Aquilo  que a professora De Lourdes estava fazendo conosco não tinha prêço, e não tem até hoje. Foi a partir daí que desembrestei a escrever e aumentar ainda mais o meu gosto pela leitura, e comecei a madurecer, pois além das redações que agora escrevíamos como quem brincava na praça (e antes disso, morríamos de medo de escrever redações), líamos os livros "obrigatórios" com muito gosto. Essas "leituras obrigatórias", eram angustiantes pois tínhamos que ler o livro e fazer prova, era um livro por mês. A  professora mudou a didática, e nós não fazíamos mais a prova, agora nós falávamos sobre o livro: A estória, os personagens, os locais, as emoções, tudo o que vivenciávamos na estória, no livro durante a leitura... Lembro-me como se fosse ainda hoje, e jamais esqueci os livros que li. A maioria deles era da Editora Ática e da Coleção Vagalume. Entre eles: "A Ilha Perdida", "Éramos Seis", "O Cachorrinho Samba"... Nunca mais, nós os alunos da professora Lourdes, fomos os mesmos. No fim do ano, todos estavam escrevendo e lendo em sala de aula as nossas próprias estórias e construindo os nossos próprios personagens.

Além dos livros obrigatórios, eu lia por minha própria conta (correndo por fora), outros livros que tomava emprestado na Biblioteca Estadual e na Biblioteca Municipal. Tornei-me um "rato de biblioteca", amava e amo até hoje aquela atimosfera silenciosa que reinava dentro das bibliotecas - as pessoas respeitavam o ambiente de leitura - hoje as bibliotecas são muito barulhentas. Amava e ainda amo o cheiro de papel velho, e a combinação do cheiro de tinta em papel novo. Não troco o livro por nada, mesmo sabendo que se derrubam algumas árvores para construir alguns livros - a solução é plantar árvores com o objetivo de usá-las somente na fabricação dos livros - Amo o velho e bom livro. Amo a boa e maravilhosa leitura!
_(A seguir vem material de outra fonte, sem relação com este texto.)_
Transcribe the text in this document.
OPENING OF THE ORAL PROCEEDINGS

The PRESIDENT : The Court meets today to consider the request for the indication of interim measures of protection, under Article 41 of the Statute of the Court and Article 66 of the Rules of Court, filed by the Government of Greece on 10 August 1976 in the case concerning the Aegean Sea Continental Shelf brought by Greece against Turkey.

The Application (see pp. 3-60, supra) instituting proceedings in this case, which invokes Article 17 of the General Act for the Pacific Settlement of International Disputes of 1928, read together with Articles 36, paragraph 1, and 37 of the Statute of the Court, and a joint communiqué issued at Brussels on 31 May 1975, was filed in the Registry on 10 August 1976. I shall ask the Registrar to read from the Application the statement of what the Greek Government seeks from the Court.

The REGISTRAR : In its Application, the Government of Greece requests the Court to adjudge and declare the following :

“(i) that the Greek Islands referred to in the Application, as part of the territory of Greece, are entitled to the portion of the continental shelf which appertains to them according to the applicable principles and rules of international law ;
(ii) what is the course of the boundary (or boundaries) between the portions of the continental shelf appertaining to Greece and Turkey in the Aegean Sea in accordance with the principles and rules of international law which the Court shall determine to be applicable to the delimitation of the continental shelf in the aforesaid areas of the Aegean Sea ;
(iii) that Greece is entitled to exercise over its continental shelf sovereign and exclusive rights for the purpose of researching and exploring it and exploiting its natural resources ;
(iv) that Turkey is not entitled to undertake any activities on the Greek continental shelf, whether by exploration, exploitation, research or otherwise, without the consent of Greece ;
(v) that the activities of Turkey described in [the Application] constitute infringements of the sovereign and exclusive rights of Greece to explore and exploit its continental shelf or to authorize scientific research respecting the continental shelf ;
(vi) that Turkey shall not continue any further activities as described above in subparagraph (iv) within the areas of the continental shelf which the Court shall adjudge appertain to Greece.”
Ao começar a frenquentar as bibliotecas para ler por amor à leitura e pela paixão pelos livros, e não somente para fazer  pesquisas para trabalhos e para os deveres de casa - naquela época não havia a internet e eu era uma criança muito pobre, e a minha mãe não tinha dinheiro para comprar a Coleção Barsa e nem a Coleção Delta la Rousse - eu pude contemplar leituras clássicas maravilhosas da literatura internacional tais como: "A Ilha do  Tesouro", "Robinson Cruzoé", "Peter Pan", "David Copperfield", "A Família Robinson", "O Pequeno  Principe", "O Menino do Dedo Verde", "O Maior Presente do  Mundo", "Fernão Capelo Gaivota", "Longe é Um Lugar Que Não Existe"... E mais tarde: "Um Brasileiro no Exército de Napoleão" , "Horiizonte Perdido", "Ladrão na Noite", e todos os livros de T. Lobsang Rampa, entre muitos outros...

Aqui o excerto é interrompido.